The guiding principle is simple: every skill on your resume should earn its place by directly supporting your candidacy for the specific role you are targeting. If it does not serve that purpose, remove it.
Build Your Skills Section in Minutes
Choosing the right skills and formatting them correctly takes time when you do it manually. FreeFreeCV's AI skill suggestions feature analyzes your target job description and recommends the highest-impact skills to include, matched to your experience and formatted for ATS compatibility.
Start with one of our professionally designed templates, paste in your target job description, and let the AI surface the skills that will get your resume past the filter and in front of a hiring manager. Your skills section is too important to leave to guesswork.
Frequently Asked Questions
How many skills should I list on my resume?

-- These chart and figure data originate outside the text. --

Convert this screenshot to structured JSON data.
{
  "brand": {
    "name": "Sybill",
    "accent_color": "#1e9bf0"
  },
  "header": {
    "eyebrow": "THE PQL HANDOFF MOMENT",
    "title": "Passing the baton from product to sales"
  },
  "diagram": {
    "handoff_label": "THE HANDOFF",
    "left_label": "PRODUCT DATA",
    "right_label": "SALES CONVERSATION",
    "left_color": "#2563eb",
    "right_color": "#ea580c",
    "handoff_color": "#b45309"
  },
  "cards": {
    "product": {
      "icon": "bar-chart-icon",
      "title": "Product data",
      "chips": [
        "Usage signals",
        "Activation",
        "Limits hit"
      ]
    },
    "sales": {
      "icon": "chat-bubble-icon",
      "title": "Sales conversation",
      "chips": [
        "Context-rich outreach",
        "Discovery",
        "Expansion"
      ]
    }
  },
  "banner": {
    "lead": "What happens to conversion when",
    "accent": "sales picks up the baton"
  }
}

List 8-15 skills on your resume. Include a mix of hard skills (technical abilities) and soft skills (interpersonal abilities), with emphasis on hard skills that match the job description. Quality matters more than quantity — every skill should be relevant to the target role.
Should I list soft skills on my resume?
Include 2-3 soft skills that are specifically mentioned in the job description. However, prioritize hard skills because they are more easily verified and ATS systems primarily scan for technical competencies. Demonstrate soft skills through your experience bullets rather than just listing them.
How should I organize my skills section?
Group skills by category (e.g., Programming Languages, Design Tools, Data Analysis) rather than listing them as a flat list. Grouped skills are easier for both ATS systems and human recruiters to scan, and they demonstrate depth in specific areas.
Should I include my skill level (beginner, intermediate, expert)?
Avoid rating your skills with subjective labels or progress bars. Recruiters find self-assessments unreliable, and ATS systems ignore them. Instead, demonstrate proficiency through your experience section — years of use, certifications, and specific achievements speak louder.
What skills should I remove from my resume?
Remove outdated skills (e.g., Microsoft Office basics, typing speed), skills irrelevant to the target role, and overly broad skills (e.g., 'computer skills,' 'people skills'). Also remove any skill you cannot discuss confidently in an interview.